Stir together the yeast, 1 tsp. of the sugar, and the warm water in a large bowl, and let sit until bubbling and frothy, 5 to 10 minutes. Meanwhile, whisk together 3 cups of the flour, the remaining 1/4 cup sugar, the cardamom, and salt in a separate bowl. Stir the egg yolks, milk and vanilla into the yeast mixture. Add the flour mixture in two additions, stirring until the dough begins to come together.
Turn the dough out onto a lightly floured surface and knead, adding up to 1 cup of flour, a little at a time, until the dough is smooth and supple, 5 to 10 minutes. (You may not need all of the flour.) The kneading can also be done in a stand mixer fitted with a dough hook for 5 to 7 minutes.

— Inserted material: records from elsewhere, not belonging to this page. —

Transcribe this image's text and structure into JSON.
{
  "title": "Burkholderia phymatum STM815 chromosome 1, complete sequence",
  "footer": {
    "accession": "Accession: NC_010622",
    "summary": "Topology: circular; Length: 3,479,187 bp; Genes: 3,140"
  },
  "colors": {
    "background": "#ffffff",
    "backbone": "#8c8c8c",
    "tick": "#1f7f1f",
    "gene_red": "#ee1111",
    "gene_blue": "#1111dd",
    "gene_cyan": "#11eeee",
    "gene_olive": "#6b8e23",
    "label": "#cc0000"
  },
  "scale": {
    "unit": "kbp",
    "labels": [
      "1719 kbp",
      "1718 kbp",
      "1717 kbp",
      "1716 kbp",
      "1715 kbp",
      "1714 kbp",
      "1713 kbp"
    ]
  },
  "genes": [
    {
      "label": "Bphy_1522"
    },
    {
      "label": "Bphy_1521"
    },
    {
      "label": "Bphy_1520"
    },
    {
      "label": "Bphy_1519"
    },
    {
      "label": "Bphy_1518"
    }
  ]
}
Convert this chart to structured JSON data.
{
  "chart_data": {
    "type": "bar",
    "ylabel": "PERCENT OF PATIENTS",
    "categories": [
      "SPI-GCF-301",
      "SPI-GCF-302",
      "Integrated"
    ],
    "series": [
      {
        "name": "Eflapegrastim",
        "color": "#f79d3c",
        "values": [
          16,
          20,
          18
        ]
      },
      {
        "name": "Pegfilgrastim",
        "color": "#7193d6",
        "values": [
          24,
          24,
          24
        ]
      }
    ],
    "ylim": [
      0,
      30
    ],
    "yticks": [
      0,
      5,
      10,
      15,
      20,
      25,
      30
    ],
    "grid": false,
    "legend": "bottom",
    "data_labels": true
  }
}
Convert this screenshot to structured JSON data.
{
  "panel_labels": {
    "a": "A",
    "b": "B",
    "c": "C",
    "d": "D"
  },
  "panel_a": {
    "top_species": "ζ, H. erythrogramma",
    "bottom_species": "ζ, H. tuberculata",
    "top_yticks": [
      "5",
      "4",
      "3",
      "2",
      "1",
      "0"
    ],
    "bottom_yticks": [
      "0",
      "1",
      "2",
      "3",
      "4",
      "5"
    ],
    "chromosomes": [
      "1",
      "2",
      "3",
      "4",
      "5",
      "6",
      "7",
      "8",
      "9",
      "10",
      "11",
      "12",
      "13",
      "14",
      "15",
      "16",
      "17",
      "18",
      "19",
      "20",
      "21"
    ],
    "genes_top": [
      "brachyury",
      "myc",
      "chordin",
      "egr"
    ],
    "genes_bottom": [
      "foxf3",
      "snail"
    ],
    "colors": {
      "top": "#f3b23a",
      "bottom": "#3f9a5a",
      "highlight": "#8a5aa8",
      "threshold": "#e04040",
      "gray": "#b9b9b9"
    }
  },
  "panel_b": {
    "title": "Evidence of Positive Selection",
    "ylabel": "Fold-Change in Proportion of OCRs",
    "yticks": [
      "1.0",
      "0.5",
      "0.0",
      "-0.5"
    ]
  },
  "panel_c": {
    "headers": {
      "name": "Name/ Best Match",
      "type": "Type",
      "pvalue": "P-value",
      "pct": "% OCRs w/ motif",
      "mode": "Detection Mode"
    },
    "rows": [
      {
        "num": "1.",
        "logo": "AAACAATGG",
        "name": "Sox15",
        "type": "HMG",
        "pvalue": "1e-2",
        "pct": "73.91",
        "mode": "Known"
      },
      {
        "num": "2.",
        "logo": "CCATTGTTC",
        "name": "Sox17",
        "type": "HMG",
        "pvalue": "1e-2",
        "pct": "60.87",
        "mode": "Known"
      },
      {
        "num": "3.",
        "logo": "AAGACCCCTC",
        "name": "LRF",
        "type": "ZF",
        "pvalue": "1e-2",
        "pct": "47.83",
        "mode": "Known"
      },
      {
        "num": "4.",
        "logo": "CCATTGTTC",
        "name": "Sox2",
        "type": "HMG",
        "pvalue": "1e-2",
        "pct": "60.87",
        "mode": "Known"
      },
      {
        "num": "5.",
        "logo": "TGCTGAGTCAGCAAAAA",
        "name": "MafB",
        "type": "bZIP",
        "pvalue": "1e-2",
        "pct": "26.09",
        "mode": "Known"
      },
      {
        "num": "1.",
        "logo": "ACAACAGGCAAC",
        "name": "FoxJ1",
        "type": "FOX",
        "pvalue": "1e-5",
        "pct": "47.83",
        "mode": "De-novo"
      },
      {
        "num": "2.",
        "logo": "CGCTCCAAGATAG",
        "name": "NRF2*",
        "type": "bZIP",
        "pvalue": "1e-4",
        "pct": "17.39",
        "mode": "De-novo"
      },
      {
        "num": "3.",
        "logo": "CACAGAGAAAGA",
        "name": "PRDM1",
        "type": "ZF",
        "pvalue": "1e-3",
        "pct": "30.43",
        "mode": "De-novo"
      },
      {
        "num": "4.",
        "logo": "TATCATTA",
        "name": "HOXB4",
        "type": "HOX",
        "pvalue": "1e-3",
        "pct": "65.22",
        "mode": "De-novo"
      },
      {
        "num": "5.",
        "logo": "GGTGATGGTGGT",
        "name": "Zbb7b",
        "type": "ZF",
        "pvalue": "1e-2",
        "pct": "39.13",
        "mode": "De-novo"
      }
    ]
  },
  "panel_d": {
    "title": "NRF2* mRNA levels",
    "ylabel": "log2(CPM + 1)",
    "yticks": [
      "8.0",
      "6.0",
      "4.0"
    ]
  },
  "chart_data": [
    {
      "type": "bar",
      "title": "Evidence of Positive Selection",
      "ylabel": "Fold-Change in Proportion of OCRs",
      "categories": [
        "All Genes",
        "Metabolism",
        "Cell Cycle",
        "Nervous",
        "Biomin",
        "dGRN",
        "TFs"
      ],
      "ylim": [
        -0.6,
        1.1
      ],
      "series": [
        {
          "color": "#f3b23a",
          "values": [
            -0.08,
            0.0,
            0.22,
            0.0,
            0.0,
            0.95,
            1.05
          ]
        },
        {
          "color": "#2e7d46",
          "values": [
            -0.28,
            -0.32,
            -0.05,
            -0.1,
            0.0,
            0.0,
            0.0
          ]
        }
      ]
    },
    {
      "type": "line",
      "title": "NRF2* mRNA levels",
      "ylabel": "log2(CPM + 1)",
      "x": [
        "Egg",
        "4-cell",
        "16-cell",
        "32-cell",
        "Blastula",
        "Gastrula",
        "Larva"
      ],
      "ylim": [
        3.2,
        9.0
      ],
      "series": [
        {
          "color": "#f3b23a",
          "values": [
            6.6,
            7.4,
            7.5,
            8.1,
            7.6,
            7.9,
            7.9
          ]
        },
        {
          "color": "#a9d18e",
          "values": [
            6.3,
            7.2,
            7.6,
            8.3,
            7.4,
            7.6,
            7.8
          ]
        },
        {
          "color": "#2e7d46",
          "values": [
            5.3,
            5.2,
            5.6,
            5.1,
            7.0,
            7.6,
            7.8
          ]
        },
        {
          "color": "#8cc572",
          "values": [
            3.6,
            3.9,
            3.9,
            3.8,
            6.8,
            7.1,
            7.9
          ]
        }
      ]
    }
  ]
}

Rub about 1 tsp. of vegetable oil around the large bowl; place the dough in the bowl and turn to coat. Cover the bowl with a kitchen towel and let the dough sit in a warm place until doubled in size, about 1 1/2 hours.
Line a large plate with paper towels. Add oil to a medium saucepan until it's about 1 1/2 inches deep and set the pan over the medium heat until the temperature reaches 365 on a candy or deep-frying thermometer. Working in batches of five or six, pinch off walnut-size pieces of dough, roll each into a ball shape, and drop into the hot oil. Fry, flipping once, until puffed, golden and cooked through, 2 to 4 minutes total. Transfer with a slotted spoon to the prepared plate to drain.